Sì, molti. Ne ricordo due. È dall’età di dieci anni fino ad oggi che io mi occupo di tutta la burocrazia della mia famiglia, cosa che solitamente non spetta ai bambini, invece per me era necessario, come anche far da interprete ai miei genitori perché loro ovviamente ci hanno messo di più a imparare l’italiano. Col tempo però questa cosa mi è diventata molto pesante, perché ti fa sentire diversa dagli altri. Stessa cosa per il rinnovo del permesso di soggiorno: fila all’alba, file lunghissime, al freddo, al sole, dove a nessuno gliene frega niente delle tue condizioni, e del fatto che tu debba perdere un giorno di scuola per andare a rinnovare il permesso di soggiorno o che a 14 anni ti debbano prendere le impronte digitali perché sei una figlia di immigrati.

 Ci sono tradizioni da conservare?
Alle medie ho cominciato a sentire di essere “in mezzo” tra la crescita in Italia e i genitori albanesi che ci tenevano che io conservassi anche i valori e le tradizioni albanesi. Di solito i migranti sono molto legati alle tradizioni e rischiano di portare avanti dinamiche che non sono più presenti neanche nel paese di origine. Si sentono come in dovere di appartenere ancora alla propria terra, per cui esasperano una mentalità e certi comportamenti che magari sono già cambiati nei paesi d’origine. Su tanti temi una cosa che mi diceva spesso mio papà o mia mamma era: «Ma noi siamo albanesi!».
Ci sono degli aspetti culturali da conservare, legati alle festività, alla musica e al cibo.

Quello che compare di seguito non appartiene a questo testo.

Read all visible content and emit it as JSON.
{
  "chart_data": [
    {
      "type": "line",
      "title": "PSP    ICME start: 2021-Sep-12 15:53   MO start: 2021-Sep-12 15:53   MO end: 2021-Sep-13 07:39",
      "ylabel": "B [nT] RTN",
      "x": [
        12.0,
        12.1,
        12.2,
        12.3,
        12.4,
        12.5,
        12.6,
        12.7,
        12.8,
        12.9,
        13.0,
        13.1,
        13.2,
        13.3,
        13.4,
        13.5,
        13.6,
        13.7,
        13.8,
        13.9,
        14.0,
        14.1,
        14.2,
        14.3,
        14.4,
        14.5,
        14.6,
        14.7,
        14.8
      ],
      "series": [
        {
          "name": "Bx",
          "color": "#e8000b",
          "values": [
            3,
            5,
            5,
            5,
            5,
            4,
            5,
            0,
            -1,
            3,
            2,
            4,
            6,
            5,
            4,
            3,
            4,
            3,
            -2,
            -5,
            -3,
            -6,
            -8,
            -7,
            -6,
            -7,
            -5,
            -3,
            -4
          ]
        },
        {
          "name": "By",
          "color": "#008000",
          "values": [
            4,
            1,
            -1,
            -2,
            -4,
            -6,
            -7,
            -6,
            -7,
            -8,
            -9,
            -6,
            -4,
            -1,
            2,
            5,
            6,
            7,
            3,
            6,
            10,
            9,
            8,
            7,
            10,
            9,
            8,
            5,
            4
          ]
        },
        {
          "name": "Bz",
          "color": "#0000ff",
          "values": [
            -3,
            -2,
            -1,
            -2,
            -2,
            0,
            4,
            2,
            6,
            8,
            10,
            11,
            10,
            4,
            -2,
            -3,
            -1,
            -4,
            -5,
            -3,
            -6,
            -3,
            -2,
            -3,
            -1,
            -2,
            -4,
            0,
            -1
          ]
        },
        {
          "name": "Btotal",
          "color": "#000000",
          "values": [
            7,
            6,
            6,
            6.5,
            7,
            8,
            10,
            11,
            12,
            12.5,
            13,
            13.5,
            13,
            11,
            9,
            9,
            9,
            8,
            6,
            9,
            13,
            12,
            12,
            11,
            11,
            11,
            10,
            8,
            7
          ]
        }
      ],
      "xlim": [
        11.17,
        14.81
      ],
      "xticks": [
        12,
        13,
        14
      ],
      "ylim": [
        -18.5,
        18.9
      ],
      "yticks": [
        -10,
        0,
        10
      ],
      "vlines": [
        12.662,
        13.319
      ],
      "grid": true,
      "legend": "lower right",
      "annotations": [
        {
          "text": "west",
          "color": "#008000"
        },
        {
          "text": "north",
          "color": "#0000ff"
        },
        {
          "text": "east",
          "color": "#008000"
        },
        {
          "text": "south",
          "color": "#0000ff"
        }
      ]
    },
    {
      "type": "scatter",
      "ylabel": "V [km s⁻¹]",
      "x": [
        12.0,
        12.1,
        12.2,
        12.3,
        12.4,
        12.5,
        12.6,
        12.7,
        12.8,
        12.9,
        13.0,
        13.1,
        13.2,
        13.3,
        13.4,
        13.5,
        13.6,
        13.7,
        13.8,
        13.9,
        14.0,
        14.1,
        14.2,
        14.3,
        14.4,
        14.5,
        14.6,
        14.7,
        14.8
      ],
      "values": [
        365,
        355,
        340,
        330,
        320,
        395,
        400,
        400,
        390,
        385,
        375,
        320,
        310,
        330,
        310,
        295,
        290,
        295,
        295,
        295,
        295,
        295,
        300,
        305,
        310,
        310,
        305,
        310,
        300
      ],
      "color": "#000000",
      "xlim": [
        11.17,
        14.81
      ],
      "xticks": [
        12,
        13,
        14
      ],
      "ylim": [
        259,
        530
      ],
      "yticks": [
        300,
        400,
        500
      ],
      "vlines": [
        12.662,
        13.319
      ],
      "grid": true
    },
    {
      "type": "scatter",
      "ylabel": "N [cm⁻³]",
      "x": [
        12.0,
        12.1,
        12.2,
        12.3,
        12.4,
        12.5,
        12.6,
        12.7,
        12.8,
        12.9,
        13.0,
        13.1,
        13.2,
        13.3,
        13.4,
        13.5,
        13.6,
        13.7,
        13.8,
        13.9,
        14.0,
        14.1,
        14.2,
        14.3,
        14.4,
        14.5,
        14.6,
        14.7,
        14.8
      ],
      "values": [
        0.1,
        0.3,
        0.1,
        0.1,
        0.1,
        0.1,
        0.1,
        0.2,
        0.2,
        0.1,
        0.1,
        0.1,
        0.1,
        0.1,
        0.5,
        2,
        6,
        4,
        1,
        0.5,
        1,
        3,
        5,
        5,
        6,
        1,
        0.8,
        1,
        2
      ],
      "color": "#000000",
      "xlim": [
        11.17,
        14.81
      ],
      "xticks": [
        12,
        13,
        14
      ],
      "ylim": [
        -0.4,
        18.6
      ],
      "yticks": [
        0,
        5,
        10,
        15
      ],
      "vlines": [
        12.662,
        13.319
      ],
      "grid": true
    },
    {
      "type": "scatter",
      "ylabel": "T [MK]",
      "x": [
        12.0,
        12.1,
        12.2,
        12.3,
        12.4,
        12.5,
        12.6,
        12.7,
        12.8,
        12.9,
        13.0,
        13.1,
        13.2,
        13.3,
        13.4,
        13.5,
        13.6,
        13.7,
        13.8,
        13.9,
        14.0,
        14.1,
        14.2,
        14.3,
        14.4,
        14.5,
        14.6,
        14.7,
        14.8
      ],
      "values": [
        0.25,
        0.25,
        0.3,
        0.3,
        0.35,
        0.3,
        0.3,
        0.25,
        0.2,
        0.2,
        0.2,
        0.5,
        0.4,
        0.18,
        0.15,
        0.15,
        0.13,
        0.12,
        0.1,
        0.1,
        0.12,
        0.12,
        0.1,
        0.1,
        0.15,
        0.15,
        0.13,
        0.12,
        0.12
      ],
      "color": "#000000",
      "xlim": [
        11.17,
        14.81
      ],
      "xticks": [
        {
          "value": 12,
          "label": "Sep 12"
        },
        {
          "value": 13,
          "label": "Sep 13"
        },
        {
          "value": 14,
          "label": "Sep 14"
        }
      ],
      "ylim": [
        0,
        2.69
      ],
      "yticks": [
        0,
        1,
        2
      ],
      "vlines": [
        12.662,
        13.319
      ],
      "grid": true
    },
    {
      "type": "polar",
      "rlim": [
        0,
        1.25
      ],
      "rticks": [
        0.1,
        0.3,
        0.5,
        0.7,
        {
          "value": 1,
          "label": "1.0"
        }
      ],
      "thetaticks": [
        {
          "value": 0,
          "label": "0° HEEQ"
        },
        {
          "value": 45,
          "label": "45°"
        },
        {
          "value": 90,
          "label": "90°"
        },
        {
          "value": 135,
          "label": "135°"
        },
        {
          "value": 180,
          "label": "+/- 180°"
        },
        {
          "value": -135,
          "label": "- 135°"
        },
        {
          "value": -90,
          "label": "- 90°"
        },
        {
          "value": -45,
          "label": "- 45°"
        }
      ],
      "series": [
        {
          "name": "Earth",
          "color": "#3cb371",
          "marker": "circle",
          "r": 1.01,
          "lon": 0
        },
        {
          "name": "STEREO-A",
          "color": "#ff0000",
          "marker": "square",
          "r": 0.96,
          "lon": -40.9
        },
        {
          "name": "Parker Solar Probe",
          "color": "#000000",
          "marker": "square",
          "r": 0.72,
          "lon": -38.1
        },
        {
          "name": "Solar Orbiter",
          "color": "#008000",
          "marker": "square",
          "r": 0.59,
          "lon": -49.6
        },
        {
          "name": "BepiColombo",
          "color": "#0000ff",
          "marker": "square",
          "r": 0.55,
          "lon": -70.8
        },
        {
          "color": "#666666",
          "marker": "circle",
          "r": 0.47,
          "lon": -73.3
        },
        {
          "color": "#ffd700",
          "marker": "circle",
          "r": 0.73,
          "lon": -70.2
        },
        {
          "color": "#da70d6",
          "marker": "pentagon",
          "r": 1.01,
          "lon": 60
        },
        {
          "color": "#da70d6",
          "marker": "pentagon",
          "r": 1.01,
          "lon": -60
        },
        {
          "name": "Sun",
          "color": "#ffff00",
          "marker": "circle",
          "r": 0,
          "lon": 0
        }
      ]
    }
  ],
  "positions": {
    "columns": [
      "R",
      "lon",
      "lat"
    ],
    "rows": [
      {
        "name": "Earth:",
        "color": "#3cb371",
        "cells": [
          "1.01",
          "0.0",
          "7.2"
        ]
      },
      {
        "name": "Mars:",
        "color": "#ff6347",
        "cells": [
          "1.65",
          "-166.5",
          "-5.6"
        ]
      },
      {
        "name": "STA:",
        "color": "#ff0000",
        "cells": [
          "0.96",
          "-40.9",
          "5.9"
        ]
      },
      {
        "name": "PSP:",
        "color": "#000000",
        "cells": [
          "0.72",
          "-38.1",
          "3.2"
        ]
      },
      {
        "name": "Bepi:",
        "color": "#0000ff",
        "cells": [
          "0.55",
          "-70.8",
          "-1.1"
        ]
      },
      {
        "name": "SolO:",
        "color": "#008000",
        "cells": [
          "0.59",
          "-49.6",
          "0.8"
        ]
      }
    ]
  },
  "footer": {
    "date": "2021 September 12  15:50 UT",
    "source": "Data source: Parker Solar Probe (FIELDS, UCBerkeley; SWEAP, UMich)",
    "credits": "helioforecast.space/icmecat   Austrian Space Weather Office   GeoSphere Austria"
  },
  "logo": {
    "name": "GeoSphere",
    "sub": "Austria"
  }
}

Ci sono anche aspetti religiosi, ma non molto nella mia famiglia. In Albania poi c’è stata la dittatura comunista che ha ufficialmente eliminato la religione dallo Stato, anche se in realtà la religione non ha mai smesso di esistere: le persone continuavano comunque a vedersi, a pregare di nascosto anche durante la dittatura.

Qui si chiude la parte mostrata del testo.